Летней порой, в селе, моя покойная сестра Рафаэла ежедневно ложилась полуодетой загорать в галерее, подле меня. Она относилась к тем женщинам, которых можно назвать гелиофагами, пожирателями солнца; в этом она была ненасытна. И я каждый раз с удивлением убеждался, что время было бессильно против нее, что между тридцатью и семьюдесятью годами ее тело, по существу, совсем не изменилось: те же широкие, гладкие, упругие бедра, та же вызывающе торчащая маленькая грудь, такая же тоненькая, гибкая, без капли лишнего жира талия… Дивное тело было у моей покойной сестры Рафаэлы, оно словно бы смеялось над временем, оставаясь нетронутым вопреки возрасту, и только смерть смогла одолеть его.

А теперь одна просьба: не могли бы Вы прислать мне свою фотографию в полный рост, крупным планом? На этом снимке, где Вы переплелись в клубок вместе с внучкой, смеющейся и извивающейся от щекотки, едва можно разглядеть, кроме лица, Ваши руки до локтя и точеную икру ноги. Но мне хотелось бы видеть Вас целиком, одну, на отдельном портрете, а не на сюжетной фотографии. Согласитесь ли доставить это удовольствие Вашему старому поклоннику? Поймите, присутствие девочки, своей невинной улыбкой вносящей в картину такую свежую струю, не мешает мне нисколько, но отвлекает мое внимание, а сейчас меня по-настоящему интересуете Вы, и только Вы.

Двадцать восьмого числа я переезжаю в Креманес, на все лето. По словам моего друга Протто Андретти, которого мы зовем Итальянцем, потому что такова его национальность, хоть сам он и появился на свет в Вильяркайо, каменщики закончат работу завтра. А я пережду несколько дней, пока дом подсохнет и Нереа, полуненормальная девушка, которая зарабатывает на жизнь чем придется, сделает основную уборку, избавит Керубину, мою домоправительницу, от самого тяжелого. Эта девушка, Нереа, и ее родители, уже в годах, спустились в наши места из сьерры, оставив свою деревню. Таким образом, они первые начиная с XIX века иммигранты в Креманесе. А то молодежь уезжает, и некому прийти ей на смену.

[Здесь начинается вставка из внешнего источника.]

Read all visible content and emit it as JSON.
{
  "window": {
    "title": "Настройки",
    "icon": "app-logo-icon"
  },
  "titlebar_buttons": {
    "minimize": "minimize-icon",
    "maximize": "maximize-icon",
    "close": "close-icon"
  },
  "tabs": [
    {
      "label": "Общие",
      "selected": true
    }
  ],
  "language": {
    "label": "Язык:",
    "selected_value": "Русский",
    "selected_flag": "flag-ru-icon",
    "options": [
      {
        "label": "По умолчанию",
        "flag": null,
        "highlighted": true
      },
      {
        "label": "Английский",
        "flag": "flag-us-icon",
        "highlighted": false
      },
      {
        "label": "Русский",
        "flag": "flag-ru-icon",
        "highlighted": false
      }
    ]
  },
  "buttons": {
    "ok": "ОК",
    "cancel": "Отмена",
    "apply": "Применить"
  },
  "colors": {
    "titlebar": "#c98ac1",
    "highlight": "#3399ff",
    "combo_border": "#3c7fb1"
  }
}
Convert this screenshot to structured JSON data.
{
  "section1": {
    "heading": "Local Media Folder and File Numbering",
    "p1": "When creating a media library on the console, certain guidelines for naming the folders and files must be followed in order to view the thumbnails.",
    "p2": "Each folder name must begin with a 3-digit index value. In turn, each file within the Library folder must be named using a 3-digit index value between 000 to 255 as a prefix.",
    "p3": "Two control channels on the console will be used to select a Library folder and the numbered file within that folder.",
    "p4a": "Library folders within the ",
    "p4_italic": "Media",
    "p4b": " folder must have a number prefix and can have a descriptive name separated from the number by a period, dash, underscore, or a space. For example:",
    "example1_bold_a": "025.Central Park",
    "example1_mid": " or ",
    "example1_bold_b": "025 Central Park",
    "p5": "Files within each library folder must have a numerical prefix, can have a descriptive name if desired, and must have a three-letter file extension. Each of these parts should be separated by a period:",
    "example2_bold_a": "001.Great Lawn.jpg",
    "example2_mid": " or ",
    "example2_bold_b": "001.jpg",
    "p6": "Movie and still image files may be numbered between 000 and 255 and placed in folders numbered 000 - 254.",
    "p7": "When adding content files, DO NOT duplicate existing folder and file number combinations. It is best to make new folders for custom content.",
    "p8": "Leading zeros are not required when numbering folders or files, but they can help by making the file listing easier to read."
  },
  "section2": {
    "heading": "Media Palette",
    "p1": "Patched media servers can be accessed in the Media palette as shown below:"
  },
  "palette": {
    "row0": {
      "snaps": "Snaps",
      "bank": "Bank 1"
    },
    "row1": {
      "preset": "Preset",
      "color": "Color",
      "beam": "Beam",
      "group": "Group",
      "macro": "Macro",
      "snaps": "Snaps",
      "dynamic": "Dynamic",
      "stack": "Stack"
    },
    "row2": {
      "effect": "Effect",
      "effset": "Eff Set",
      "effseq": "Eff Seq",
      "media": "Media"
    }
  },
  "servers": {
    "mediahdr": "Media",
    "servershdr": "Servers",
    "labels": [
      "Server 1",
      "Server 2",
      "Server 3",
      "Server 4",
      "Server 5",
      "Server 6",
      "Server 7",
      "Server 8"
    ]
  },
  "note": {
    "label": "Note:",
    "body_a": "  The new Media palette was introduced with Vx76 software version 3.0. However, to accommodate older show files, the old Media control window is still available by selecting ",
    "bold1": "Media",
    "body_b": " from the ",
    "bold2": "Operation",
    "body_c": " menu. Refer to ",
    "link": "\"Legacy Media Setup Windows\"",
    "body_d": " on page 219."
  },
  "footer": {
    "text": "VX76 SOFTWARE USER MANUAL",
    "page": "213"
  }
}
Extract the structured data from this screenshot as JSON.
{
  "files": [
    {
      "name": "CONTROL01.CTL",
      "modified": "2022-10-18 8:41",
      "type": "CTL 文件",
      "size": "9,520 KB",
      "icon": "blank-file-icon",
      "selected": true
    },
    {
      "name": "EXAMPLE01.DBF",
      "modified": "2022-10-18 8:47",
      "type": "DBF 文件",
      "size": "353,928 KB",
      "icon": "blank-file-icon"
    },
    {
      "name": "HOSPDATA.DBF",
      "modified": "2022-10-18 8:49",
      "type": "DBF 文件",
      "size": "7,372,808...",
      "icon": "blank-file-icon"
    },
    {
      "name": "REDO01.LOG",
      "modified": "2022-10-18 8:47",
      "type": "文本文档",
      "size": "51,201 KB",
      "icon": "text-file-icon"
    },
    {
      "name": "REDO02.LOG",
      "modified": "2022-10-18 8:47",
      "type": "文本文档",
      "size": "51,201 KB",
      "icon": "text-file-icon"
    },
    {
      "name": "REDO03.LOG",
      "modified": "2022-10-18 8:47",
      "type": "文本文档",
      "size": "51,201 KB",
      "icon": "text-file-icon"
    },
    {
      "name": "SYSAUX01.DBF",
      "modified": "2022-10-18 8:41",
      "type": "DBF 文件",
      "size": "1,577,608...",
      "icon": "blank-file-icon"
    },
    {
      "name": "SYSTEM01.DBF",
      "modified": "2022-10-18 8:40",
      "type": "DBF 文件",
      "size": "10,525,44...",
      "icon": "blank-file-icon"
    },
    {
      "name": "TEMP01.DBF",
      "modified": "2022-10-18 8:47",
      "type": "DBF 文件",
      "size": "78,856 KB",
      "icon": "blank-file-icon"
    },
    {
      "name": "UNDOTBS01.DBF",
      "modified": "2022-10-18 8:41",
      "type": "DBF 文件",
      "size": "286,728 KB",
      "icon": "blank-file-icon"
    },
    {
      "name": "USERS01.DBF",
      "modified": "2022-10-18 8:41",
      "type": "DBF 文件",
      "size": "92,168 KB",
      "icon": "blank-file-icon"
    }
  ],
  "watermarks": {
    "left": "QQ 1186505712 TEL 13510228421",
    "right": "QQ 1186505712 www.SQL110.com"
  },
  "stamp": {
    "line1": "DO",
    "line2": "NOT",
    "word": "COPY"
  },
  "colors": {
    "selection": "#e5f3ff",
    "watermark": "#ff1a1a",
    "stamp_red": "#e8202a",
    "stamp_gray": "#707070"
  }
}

В другой раз вышлю Вам свой снимок. Я немного робею перед этим шагом. Вы-то выдержали его с честью, но повезет ли мне в равной степени? Заканчиваю свое письмо; оно получилось чересчур пространным, но Ваше изображение, Ваше вступление в этот дом, не знающий женской руки, вполне заслуживало скромного знака внимания с моей стороны.

С уважением и почтением к Вам

Э.С.

29 июня

Дорогой друг!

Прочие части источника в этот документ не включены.